Catherine Makereel © Le Soir 23-24/09/2006

les liaisons fatales
Roland Schimmelpfennig est un des chefs de file
de la jeune dramaturgie allemande. Confirmation éclatante
avec La Femme d'avant, en création française au
Rideau de Bruxelles.
Les premières répliques lancent
une comédie sur le schéma du couple et de la maîtresse.
Le dénouement est celui d'une authentique tragédie.
Le suspense, puis la terreur se sont distillés implacablement,
le texte a semé les petits cailloux de la référence
: Médée et la boîte de Pandore
Les
boîtes, elles, s'empilent sur la scène, pour cause
de déménagement. Mais une femme survient, en couleurs
vives, chez un couple plutôt grisâtre : pour "
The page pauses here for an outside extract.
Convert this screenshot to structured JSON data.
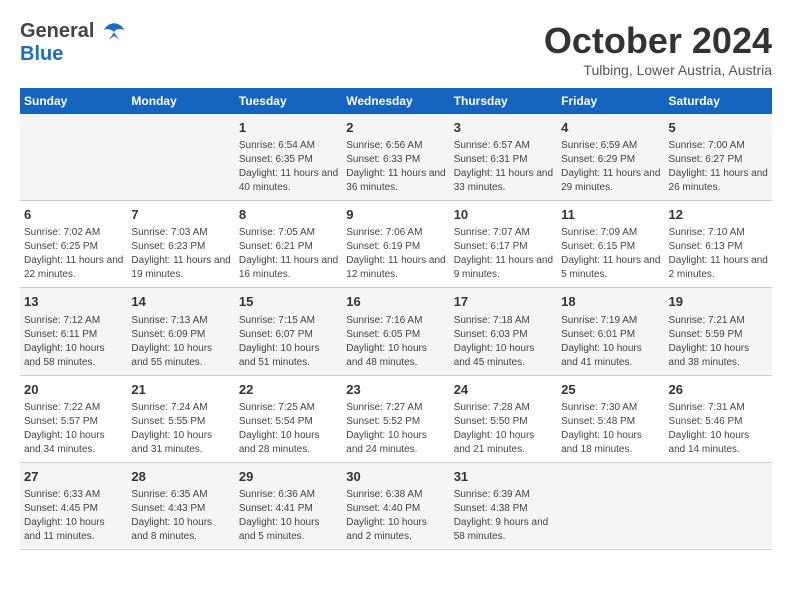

honorer la promesse " d'un amour juré éternel
à 17 ans. De quoi semer l'incrédulité,
puis de remuer ce que l'on a enfoui, en dix-neuf ans de couple,
et d'en perdre l'équilibre, glissant sur une auto miniature
du fils, entre les caisses. Une métaphore parmi beaucoup
d'autres, qui développe ses arborescences au fil d'une
trame tissée en allers et retours sur une plage de 24
heures. Ces sortes de brefs " rebobinages " du temps
recroisent les perspectives, auscultent les apparences.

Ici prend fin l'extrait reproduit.